AnimeMania :
I don't know a lot about computers, but I am totally confused by this motherboard's video inputs/outputs. I know that since this is a gaming motherboard, a graphics card with normal video ports would also be installed. DP IN wouldn't motherboards normally be DP Out, would you connect the video card's DP OUT to the Motherboard's DP IN and use Thunderbolt to display graphics? Where are the standards like HDMI, shouldn't you have some type of video out to test that the motherboard is functioning properly? Will all motherboards be heading towards these types of configurations?
You're thinking along the lines of boards that use the CPU's integrated graphics, such as the Z370 series. X299 uses certain Xeons as well as desktop CPUs based on re-specified Xeons, none of which have in integrated GPU. So you're wondering "Why then does it have video connectors?"
Thunderbolt 3 supports video AND data transmission, but the onboard Thunderbolt 3 controller only transmits data. Gigabyte must then rely on the builder's choice of graphics card to make Thunderbolt 3 monitors and Thunderbolt 3 external drives/etc daisy chain together. And so it has graphics input, for your graphics card, and passes that signal through to the Thunderbolt ports. The next guy finishes that discussion.
erickmendes :
ThunderBolt 3: GIGABYTE is using Intel's new ThunderBolt 3 controller which offers two ThunderBolt 3 ports. The reason we have two DisplayPort input jacks on the rear IO is that ThunderBolt 3 requires a Display Port signal, so you would hook those up to your GPU if you want to use ThunderBolt 3. It has to be this way on every motherboard without integrated graphics, that's one reason you don't see ThunderBolt 3 on many X299 motherboards. The TB3 type-C ports double as USB and DP type-C ports, and the power delivery ICs should provide a lot of power.
Thanks for the description. I told him what he needed to know in order to understand what you were telling him. It was pretty easy, without need to link an external site
straifejacket :
gigabyte's own docs and config tool say the board can only do 8x/16x/8x, presumably because they needed some PCIe lanes for thunderbolt.
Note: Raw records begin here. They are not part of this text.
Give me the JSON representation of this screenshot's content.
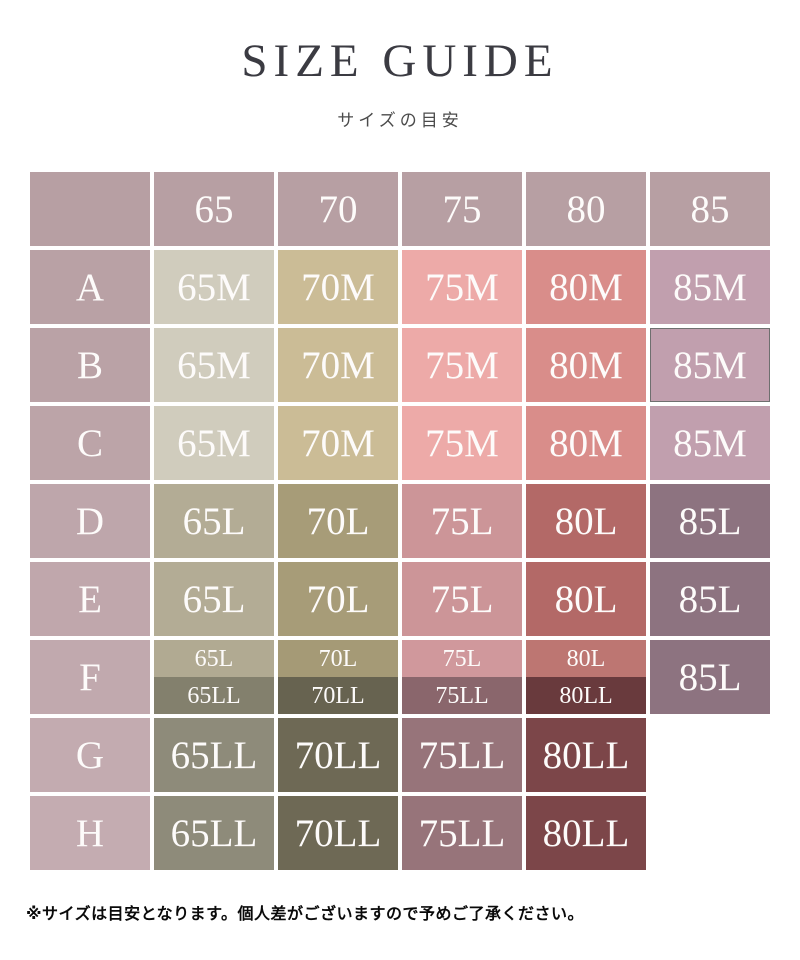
{
  "title": "SIZE GUIDE",
  "subtitle": "サイズの目安",
  "footer_note": "※サイズは目安となります。個人差がございますので予めご了承ください。",
  "palette": {
    "header_mauve": "#b79fa3",
    "title_color": "#3b3b42",
    "cell_text": "#fdfbfa",
    "highlight_border": "#6f6f6f",
    "background": "#ffffff"
  },
  "table": {
    "column_headers": [
      "",
      "65",
      "70",
      "75",
      "80",
      "85"
    ],
    "header_bg": "#b79fa3",
    "rows": [
      {
        "label": "A",
        "label_bg": "#b9a1a5",
        "cells": [
          {
            "text": "65M",
            "bg": "#d0ccbd"
          },
          {
            "text": "70M",
            "bg": "#cbbc96"
          },
          {
            "text": "75M",
            "bg": "#edaaa8"
          },
          {
            "text": "80M",
            "bg": "#d98d8a"
          },
          {
            "text": "85M",
            "bg": "#c19fae"
          }
        ]
      },
      {
        "label": "B",
        "label_bg": "#ba a2a6",
        "cells": [
          {
            "text": "65M",
            "bg": "#d0ccbd"
          },
          {
            "text": "70M",
            "bg": "#cbbc96"
          },
          {
            "text": "75M",
            "bg": "#edaaa8"
          },
          {
            "text": "80M",
            "bg": "#d98d8a"
          },
          {
            "text": "85M",
            "bg": "#c19fae",
            "highlight": true
          }
        ]
      },
      {
        "label": "C",
        "label_bg": "#bca4a8",
        "cells": [
          {
            "text": "65M",
            "bg": "#d0ccbd"
          },
          {
            "text": "70M",
            "bg": "#cbbc96"
          },
          {
            "text": "75M",
            "bg": "#edaaa8"
          },
          {
            "text": "80M",
            "bg": "#d98d8a"
          },
          {
            "text": "85M",
            "bg": "#c19fae"
          }
        ]
      },
      {
        "label": "D",
        "label_bg": "#bea6ab",
        "cells": [
          {
            "text": "65L",
            "bg": "#b3ac95"
          },
          {
            "text": "70L",
            "bg": "#a79c78"
          },
          {
            "text": "75L",
            "bg": "#cc9598"
          },
          {
            "text": "80L",
            "bg": "#b36osoba967"
          },
          {
            "text": "85L",
            "bg": "#8d7380"
          }
        ]
      },
      {
        "label": "E",
        "label_bg": "#c0a7ac",
        "cells": [
          {
            "text": "65L",
            "bg": "#b3ac95"
          },
          {
            "text": "70L",
            "bg": "#a79c78"
          },
          {
            "text": "75L",
            "bg": "#cc9598"
          },
          {
            "text": "80L",
            "bg": "#b36967"
          },
          {
            "text": "85L",
            "bg": "#8d7380"
          }
        ]
      },
      {
        "label": "F",
        "label_bg": "#c1a9ae",
        "cells": [
          {
            "split": true,
            "top": {
              "text": "65L",
              "bg": "#b1aa92"
            },
            "bottom": {
              "text": "65LL",
              "bg": "#83806d"
            }
          },
          {
            "split": true,
            "top": {
              "text": "70L",
              "bg": "#a59a76"
            },
            "bottom": {
              "text": "70LL",
              "bg": "#676350"
            }
          },
          {
            "split": true,
            "top": {
              "text": "75L",
              "bg": "#d0989c"
            },
            "bottom": {
              "text": "75LL",
              "bg": "#8a666c"
            }
          },
          {
            "split": true,
            "top": {
              "text": "80L",
              "bg": "#bd7672"
            },
            "bottom": {
              "text": "80LL",
              "bg": "#693a3d"
            }
          },
          {
            "text": "85L",
            "bg": "#8d7380"
          }
        ]
      },
      {
        "label": "G",
        "label_bg": "#c3abb0",
        "cells": [
          {
            "text": "65LL",
            "bg": "#8e8b7a"
          },
          {
            "text": "70LL",
            "bg": "#6e6955"
          },
          {
            "text": "75LL",
            "bg": "#97747a"
          },
          {
            "text": "80LL",
            "bg": "#7c4649"
          },
          {
            "empty": true
          }
        ]
      },
      {
        "label": "H",
        "label_bg": "#c4acb1",
        "cells": [
          {
            "text": "65LL",
            "bg": "#8e8b7a"
          },
          {
            "text": "70LL",
            "bg": "#6e6955"
          },
          {
            "text": "75LL",
            "bg": "#97747a"
          },
          {
            "text": "80LL",
            "bg": "#7c4649"
          },
          {
            "empty": true
          }
        ]
      }
    ]
  }
}
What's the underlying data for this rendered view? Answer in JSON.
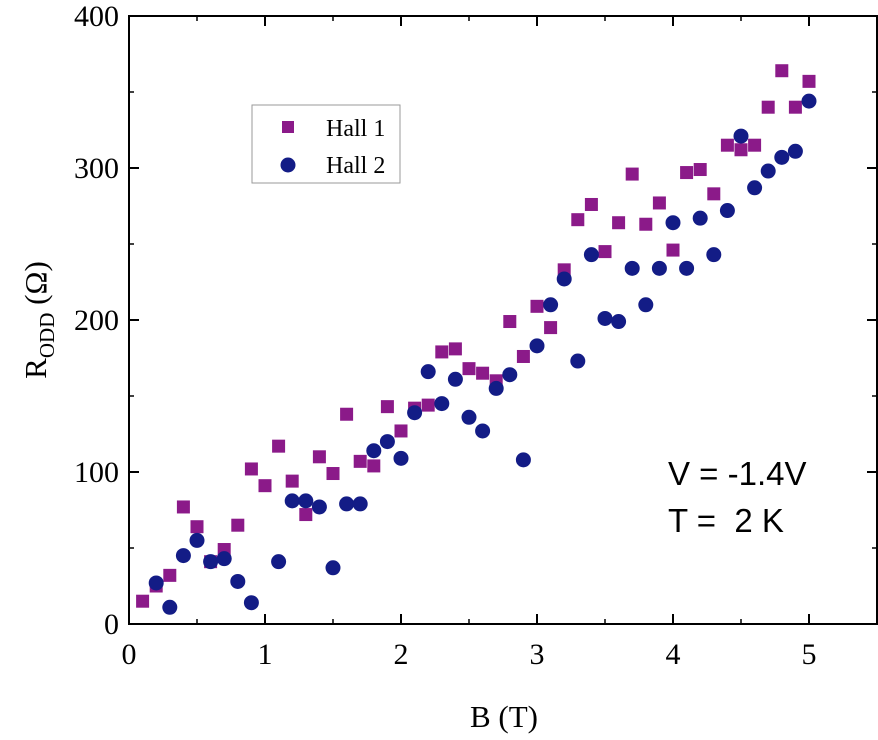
{
  "chart_data": {
    "type": "scatter",
    "xlabel": "B (T)",
    "ylabel_main": "R",
    "ylabel_sub": "ODD",
    "ylabel_unit": " (Ω)",
    "xlim": [
      0,
      5.5
    ],
    "ylim": [
      0,
      400
    ],
    "xticks": [
      0,
      1,
      2,
      3,
      4,
      5
    ],
    "yticks": [
      0,
      100,
      200,
      300,
      400
    ],
    "grid": false,
    "legend_position": "upper-left",
    "annotations": [
      "V = -1.4V",
      "T =  2 K"
    ],
    "series": [
      {
        "name": "Hall 1",
        "marker": "square",
        "color": "#8B1A89",
        "x": [
          0.1,
          0.2,
          0.3,
          0.4,
          0.5,
          0.6,
          0.7,
          0.8,
          0.9,
          1.0,
          1.1,
          1.2,
          1.3,
          1.4,
          1.5,
          1.6,
          1.7,
          1.8,
          1.9,
          2.0,
          2.1,
          2.2,
          2.3,
          2.4,
          2.5,
          2.6,
          2.7,
          2.8,
          2.9,
          3.0,
          3.1,
          3.2,
          3.3,
          3.4,
          3.5,
          3.6,
          3.7,
          3.8,
          3.9,
          4.0,
          4.1,
          4.2,
          4.3,
          4.4,
          4.5,
          4.6,
          4.7,
          4.8,
          4.9,
          5.0
        ],
        "y": [
          15,
          25,
          32,
          77,
          64,
          41,
          49,
          65,
          102,
          91,
          117,
          94,
          72,
          110,
          99,
          138,
          107,
          104,
          143,
          127,
          142,
          144,
          179,
          181,
          168,
          165,
          160,
          199,
          176,
          209,
          195,
          233,
          266,
          276,
          245,
          264,
          296,
          263,
          277,
          246,
          297,
          299,
          283,
          315,
          312,
          315,
          340,
          364,
          340,
          357
        ]
      },
      {
        "name": "Hall 2",
        "marker": "circle",
        "color": "#131C86",
        "x": [
          0.2,
          0.3,
          0.4,
          0.5,
          0.6,
          0.7,
          0.8,
          0.9,
          1.1,
          1.2,
          1.3,
          1.4,
          1.5,
          1.6,
          1.7,
          1.8,
          1.9,
          2.0,
          2.1,
          2.2,
          2.3,
          2.4,
          2.5,
          2.6,
          2.7,
          2.8,
          2.9,
          3.0,
          3.1,
          3.2,
          3.3,
          3.4,
          3.5,
          3.6,
          3.7,
          3.8,
          3.9,
          4.0,
          4.1,
          4.2,
          4.3,
          4.4,
          4.5,
          4.6,
          4.7,
          4.8,
          4.9,
          5.0
        ],
        "y": [
          27,
          11,
          45,
          55,
          41,
          43,
          28,
          14,
          41,
          81,
          81,
          77,
          37,
          79,
          79,
          114,
          120,
          109,
          139,
          166,
          145,
          161,
          136,
          127,
          155,
          164,
          108,
          183,
          210,
          227,
          173,
          243,
          201,
          199,
          234,
          210,
          234,
          264,
          234,
          267,
          243,
          272,
          321,
          287,
          298,
          307,
          311,
          344
        ]
      }
    ]
  }
}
what led you to the conclusion it supports 16x/16x/8x?
I would like to thank you for pointing this out: I appended some data in the table, and then used the table to guide my discussion.
But, I'd also like to point out that the board can do x8/x8/x8 on a 28-lane CPU. So, using Thunderbolt as an excuse for only being able to do x8/x16/x8 on a 44-lane CPU is rather weak: A 44 lane CPU has 16 more lanes than a 28-lane CPU, not 8. So thanks for your help, and shame on Gigabyte for not being forthright in its explanation.